This is the second installment of an ongoing series following our MPA and MPP students in their final semester as they complete their Capstone Project, which is an intensive research project that addresses a self-selected policy question. The finished product includes a written paper and an oral presentation to a panel of experts.
We recently checked up on our Capstone Project cohort! We are more than halfway through the semester at this point, and our group of students has moved on from defining their research question and completing their literature review to finalizing their research design and doing analysis. Right before spring break, the group also had the opportunity to participate in an “elevator pitch” event.
The Art of Research
Methodologies for these projects can vary greatly, from qualitative program evaluations to econometric analyses (or some combination of the two). Selecting the best method can be complicated by the nature of the data available. Austin Coleman, a second-year MPP student, is addressing “the effect of income on broadband access. I chose this topic because of the persistence of the gap in access between individuals living in urban and rural areas,” he explains. How can you design your methodology to answer this question? Austin selected multivariate regression analysis; he’s using county-level data from the FCC and the Department of Agriculture.

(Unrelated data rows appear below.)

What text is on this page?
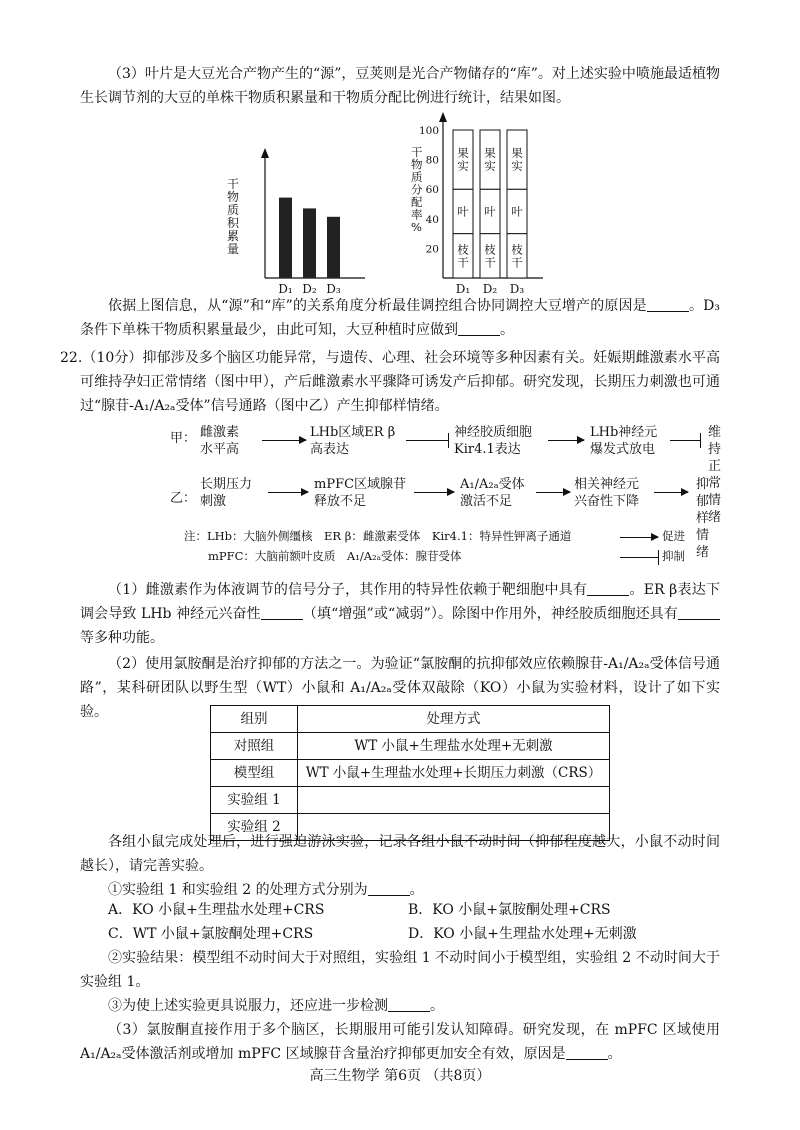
（3）叶片是大豆光合产物产生的“源”，豆荚则是光合产物储存的“库”。对上述实验中喷施最适植物生长调节剂的大豆的单株干物质积累量和干物质分配比例进行统计，结果如图。

干物质积累量
D₁ D₂ D₃
干物质分配率%
20
40
60
80
100
枝干
叶
果实
D₁
枝干
叶
果实
D₂
枝干
叶
果实
D₃

依据上图信息，从“源”和“库”的关系角度分析最佳调控组合协同调控大豆增产的原因是	。D₃条件下单株干物质积累量最少，由此可知，大豆种植时应做到	。

22.（10分）抑郁涉及多个脑区功能异常，与遗传、心理、社会环境等多种因素有关。妊娠期雌激素水平高可维持孕妇正常情绪（图中甲），产后雌激素水平骤降可诱发产后抑郁。研究发现，长期压力刺激也可通过“腺苷-A₁/A₂ₐ受体”信号通路（图中乙）产生抑郁样情绪。

甲：
乙：
雌激素
水平高
LHb区域ER β
高表达
神经胶质细胞
Kir4.1表达
LHb神经元
爆发式放电
维持正
常情绪
长期压力
刺激
mPFC区域腺苷
释放不足
A₁/A₂ₐ受体
激活不足
相关神经元
兴奋性下降
抑郁样
情绪
注：LHb：大脑外侧缰核　ER β：雌激素受体　Kir4.1：特异性钾离子通道
mPFC：大脑前额叶皮质　A₁/A₂ₐ受体：腺苷受体
促进
抑制

（1）雌激素作为体液调节的信号分子，其作用的特异性依赖于靶细胞中具有	。ER β表达下调会导致 LHb 神经元兴奋性	（填“增强”或“减弱”）。除图中作用外，神经胶质细胞还具有等多种功能。

（2）使用氯胺酮是治疗抑郁的方法之一。为验证“氯胺酮的抗抑郁效应依赖腺苷-A₁/A₂ₐ受体信号通路”，某科研团队以野生型（WT）小鼠和 A₁/A₂ₐ受体双敲除（KO）小鼠为实验材料，设计了如下实验。	组别	处理方式
对照组	WT 小鼠+生理盐水处理+无刺激
模型组	WT 小鼠+生理盐水处理+长期压力刺激（CRS）
实验组 1	
实验组 2	

各组小鼠完成处理后，进行强迫游泳实验，记录各组小鼠不动时间（抑郁程度越大，小鼠不动时间越长），请完善实验。

①实验组 1 和实验组 2 的处理方式分别为	。

A．KO 小鼠+生理盐水处理+CRS	B．KO 小鼠+氯胺酮处理+CRS
C．WT 小鼠+氯胺酮处理+CRS	D．KO 小鼠+生理盐水处理+无刺激

②实验结果：模型组不动时间大于对照组，实验组 1 不动时间小于模型组，实验组 2 不动时间大于实验组 1。

③为使上述实验更具说服力，还应进一步检测	。

（3）氯胺酮直接作用于多个脑区，长期服用可能引发认知障碍。研究发现，在 mPFC 区域使用 A₁/A₂ₐ受体激活剂或增加 mPFC 区域腺苷含量治疗抑郁更加安全有效，原因是	。

高三生物学 第6页 （共8页）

However, he’s been presented with challenges in regards to his data. “The most interesting impact the data has had on my methodology is related to the amount of state-level variation present,” Austin notes. “State-level factors influence data aggregated at the county level, which I suspect is due to variation in state regulatory policy and the providers present in each state.”
Pitching your Ideas
The Thursday prior to spring break, students met with six volunteer professionals from a variety of backgrounds to present their research in sixty seconds– including a description of the topic, how it is being researched, and why it matters. No pressure, right? During the event, students met one-on-one with two of the experts; after giving their pitch, the practitioner and the student could chat for a few minutes about their research and presentation in greater depth. The feedback was positive– our experts were especially heartened to see students using primary data sources and thinking through implementation considerations.